Отец цыкнул на него и повернулся ко мне:

– Поможешь перегнать?

Помня об увесистом гонораре, я не стал упираться.

– Куда именно?

– Тут недалеко… – уклончиво ответил он. – А обратно мы тебя привезем.

Я взял ключи и сел за руль. Иванов устроился рядом. В пути он помалкивал, сосредоточенно курил и поглядывал на дорогу.

– Зачем вам «шестерка»? – искренне удивлялся я, с завистью поглядывая на сверкающий зад «девяносто девятой». – За такие деньги можно было нормальную тачку взять…

– У меня много машин, – меланхолично ответил он, как, вероятно, несколько десятков лет назад его соплеменники рассуждали о лошадях.

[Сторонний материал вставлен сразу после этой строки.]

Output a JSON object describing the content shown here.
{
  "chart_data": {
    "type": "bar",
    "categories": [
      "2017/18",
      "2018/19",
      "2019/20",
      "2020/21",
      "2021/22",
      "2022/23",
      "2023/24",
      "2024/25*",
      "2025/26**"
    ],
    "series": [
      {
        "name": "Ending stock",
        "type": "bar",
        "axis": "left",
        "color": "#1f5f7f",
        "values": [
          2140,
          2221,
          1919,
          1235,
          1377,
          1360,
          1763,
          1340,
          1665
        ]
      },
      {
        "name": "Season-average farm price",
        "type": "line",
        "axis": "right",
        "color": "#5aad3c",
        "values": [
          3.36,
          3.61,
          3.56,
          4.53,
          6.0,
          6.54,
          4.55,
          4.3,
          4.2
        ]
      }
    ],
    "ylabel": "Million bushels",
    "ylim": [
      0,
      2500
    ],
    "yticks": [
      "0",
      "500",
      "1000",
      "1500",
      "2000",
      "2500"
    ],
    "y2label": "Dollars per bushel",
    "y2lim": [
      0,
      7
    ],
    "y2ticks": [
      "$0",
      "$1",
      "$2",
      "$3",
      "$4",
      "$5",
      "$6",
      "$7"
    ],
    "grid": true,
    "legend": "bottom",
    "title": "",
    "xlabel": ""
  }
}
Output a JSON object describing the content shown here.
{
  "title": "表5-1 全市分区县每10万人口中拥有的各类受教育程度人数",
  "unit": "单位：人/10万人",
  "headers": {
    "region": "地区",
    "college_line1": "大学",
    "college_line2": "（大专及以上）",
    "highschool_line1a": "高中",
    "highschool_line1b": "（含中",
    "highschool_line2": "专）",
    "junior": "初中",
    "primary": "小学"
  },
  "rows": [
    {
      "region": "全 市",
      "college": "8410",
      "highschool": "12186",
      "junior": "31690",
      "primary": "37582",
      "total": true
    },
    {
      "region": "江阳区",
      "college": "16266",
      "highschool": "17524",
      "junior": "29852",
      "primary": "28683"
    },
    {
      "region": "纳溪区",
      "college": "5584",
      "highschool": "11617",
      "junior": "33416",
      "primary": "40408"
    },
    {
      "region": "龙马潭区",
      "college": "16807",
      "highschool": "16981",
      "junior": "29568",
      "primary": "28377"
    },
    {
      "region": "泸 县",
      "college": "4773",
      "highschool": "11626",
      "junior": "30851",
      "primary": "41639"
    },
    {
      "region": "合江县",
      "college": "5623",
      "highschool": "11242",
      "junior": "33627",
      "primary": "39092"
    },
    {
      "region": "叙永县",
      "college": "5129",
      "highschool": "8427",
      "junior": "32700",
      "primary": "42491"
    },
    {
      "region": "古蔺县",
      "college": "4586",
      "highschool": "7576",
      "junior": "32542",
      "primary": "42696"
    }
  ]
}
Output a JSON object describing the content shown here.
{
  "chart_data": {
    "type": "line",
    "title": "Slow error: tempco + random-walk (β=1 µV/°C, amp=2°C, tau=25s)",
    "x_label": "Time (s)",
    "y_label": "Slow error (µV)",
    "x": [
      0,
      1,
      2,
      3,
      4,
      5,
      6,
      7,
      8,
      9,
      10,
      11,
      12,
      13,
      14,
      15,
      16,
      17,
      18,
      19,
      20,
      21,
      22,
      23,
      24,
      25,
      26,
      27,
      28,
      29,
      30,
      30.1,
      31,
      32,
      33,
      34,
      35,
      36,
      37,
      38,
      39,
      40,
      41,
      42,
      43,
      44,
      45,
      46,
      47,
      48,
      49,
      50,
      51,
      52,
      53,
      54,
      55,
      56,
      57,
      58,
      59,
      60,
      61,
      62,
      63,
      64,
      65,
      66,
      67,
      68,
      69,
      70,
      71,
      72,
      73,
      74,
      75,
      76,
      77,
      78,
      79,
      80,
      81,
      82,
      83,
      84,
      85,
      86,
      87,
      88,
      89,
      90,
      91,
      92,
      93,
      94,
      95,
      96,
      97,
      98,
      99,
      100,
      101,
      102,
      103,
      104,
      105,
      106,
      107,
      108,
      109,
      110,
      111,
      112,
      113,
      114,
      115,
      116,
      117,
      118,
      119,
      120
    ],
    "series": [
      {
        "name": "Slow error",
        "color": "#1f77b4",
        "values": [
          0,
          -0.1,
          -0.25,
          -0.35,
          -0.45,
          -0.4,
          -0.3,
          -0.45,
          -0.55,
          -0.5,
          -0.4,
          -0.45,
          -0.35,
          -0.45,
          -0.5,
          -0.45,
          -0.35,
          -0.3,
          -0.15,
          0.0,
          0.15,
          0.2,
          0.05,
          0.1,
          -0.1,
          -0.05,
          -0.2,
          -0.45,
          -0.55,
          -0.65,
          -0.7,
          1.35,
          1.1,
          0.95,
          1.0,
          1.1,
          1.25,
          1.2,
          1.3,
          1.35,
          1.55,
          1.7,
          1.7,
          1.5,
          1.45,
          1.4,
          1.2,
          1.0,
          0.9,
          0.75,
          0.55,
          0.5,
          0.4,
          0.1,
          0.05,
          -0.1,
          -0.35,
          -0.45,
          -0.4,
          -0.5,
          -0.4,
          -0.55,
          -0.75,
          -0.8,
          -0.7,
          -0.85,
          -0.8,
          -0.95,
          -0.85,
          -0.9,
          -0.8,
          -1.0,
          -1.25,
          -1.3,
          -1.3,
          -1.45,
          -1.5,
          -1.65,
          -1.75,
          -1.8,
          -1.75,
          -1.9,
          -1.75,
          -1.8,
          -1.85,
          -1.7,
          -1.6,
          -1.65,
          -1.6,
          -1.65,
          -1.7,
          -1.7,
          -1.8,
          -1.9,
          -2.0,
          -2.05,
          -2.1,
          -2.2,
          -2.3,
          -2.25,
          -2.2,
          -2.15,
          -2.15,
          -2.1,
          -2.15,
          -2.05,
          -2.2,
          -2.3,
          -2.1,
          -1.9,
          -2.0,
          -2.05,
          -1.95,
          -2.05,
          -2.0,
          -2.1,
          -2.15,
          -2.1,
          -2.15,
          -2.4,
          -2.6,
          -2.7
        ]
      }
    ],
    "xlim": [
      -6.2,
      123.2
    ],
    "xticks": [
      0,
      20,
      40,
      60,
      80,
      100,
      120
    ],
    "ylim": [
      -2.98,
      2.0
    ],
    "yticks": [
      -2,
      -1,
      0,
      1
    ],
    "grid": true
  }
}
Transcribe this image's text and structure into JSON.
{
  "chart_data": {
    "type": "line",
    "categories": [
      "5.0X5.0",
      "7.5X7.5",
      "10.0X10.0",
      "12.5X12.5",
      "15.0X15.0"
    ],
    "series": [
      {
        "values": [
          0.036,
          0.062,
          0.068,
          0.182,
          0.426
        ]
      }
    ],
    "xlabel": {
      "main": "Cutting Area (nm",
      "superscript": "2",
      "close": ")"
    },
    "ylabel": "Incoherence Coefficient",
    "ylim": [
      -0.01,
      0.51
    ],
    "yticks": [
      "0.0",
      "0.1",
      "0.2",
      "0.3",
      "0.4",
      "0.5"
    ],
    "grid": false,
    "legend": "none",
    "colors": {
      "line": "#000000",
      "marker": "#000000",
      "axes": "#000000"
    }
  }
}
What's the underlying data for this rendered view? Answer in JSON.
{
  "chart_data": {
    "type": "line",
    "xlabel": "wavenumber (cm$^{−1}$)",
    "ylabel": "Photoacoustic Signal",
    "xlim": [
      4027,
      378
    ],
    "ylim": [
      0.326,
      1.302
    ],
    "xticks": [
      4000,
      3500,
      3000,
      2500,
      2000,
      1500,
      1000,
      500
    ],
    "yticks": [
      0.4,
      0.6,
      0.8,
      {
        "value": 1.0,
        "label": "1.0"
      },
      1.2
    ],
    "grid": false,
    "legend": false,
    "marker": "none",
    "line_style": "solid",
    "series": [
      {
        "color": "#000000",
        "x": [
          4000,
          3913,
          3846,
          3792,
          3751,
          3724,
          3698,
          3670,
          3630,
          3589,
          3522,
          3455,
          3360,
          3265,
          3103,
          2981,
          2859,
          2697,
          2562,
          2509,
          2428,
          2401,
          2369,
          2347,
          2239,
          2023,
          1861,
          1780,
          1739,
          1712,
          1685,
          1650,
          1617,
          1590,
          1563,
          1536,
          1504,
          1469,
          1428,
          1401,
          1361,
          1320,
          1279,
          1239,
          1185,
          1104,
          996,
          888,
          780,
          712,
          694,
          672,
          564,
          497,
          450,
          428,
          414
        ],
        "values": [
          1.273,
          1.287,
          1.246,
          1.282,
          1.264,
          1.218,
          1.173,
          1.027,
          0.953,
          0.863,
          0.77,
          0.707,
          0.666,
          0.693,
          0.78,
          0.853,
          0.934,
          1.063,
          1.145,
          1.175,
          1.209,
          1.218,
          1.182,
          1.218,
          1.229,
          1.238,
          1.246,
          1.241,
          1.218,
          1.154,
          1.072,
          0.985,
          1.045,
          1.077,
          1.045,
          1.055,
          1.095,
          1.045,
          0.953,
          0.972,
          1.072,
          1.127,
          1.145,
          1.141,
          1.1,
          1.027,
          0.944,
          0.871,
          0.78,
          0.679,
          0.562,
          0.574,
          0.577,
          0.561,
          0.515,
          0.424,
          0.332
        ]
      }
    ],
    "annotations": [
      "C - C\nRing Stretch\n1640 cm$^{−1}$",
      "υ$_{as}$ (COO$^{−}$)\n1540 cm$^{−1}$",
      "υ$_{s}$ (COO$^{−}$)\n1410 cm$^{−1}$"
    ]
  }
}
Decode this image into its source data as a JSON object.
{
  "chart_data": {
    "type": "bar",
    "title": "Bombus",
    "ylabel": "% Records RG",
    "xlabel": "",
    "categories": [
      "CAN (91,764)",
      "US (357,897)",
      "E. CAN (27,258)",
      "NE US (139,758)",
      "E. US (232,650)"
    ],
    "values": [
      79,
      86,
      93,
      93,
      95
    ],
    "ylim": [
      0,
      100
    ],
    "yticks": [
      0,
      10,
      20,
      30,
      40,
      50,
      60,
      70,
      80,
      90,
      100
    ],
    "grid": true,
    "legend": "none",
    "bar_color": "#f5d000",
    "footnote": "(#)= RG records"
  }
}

Вскоре мы выехали на окраину города и по проселочной дороге углубились в лесопарковую зону. Впрочем, «лесопарковая» – это слишком сильно сказано. На самом деле здесь везде дымились локальные свалки, которые никто никогда не разрешал, но и запретить их было невозможно. «Девяносто девятая» притормозила, пропуская меня вперед.

– Куда теперь?

– Здесь останови, – Миша ткнул перстнем в узкий проход между высоченными кучами мусора.

Я загнал машину в накатанный самосвалами проход и заглушил двигатель. Выбрались наружу. Обстановка вокруг была жутковатая: вонючие разлагающиеся отбросы, несколько облезлых собак и множество раскормленных ворон, важно шагающих по мусору. Кто знает, что задумал этот странный цыган? Я незаметно сжал под курткой рукоять газового пистолета, который в то время всегда таскал с собой. Однако дальнейшие события развивались совершенно удивительным образом.

Цыганёнок притащил из своей машины канистру. Открыл двери в «шестёрке» и тщательно залил салон, ухнув туда двадцать литров бензина. Потом отступил назад и вопросительно оглянулся на отца. Тот кивнул, и в машину тотчас полетел горящий спичечный коробок. С хлопком вспыхнул бензин. Огонь охватил весь автомобиль. Загорелась ткань, запахло горелой пластмассой. «Шестёрка» пылала огромным погребальным костром. Над оранжевыми языками пламени взметнулся столб чёрного вонючего дыма…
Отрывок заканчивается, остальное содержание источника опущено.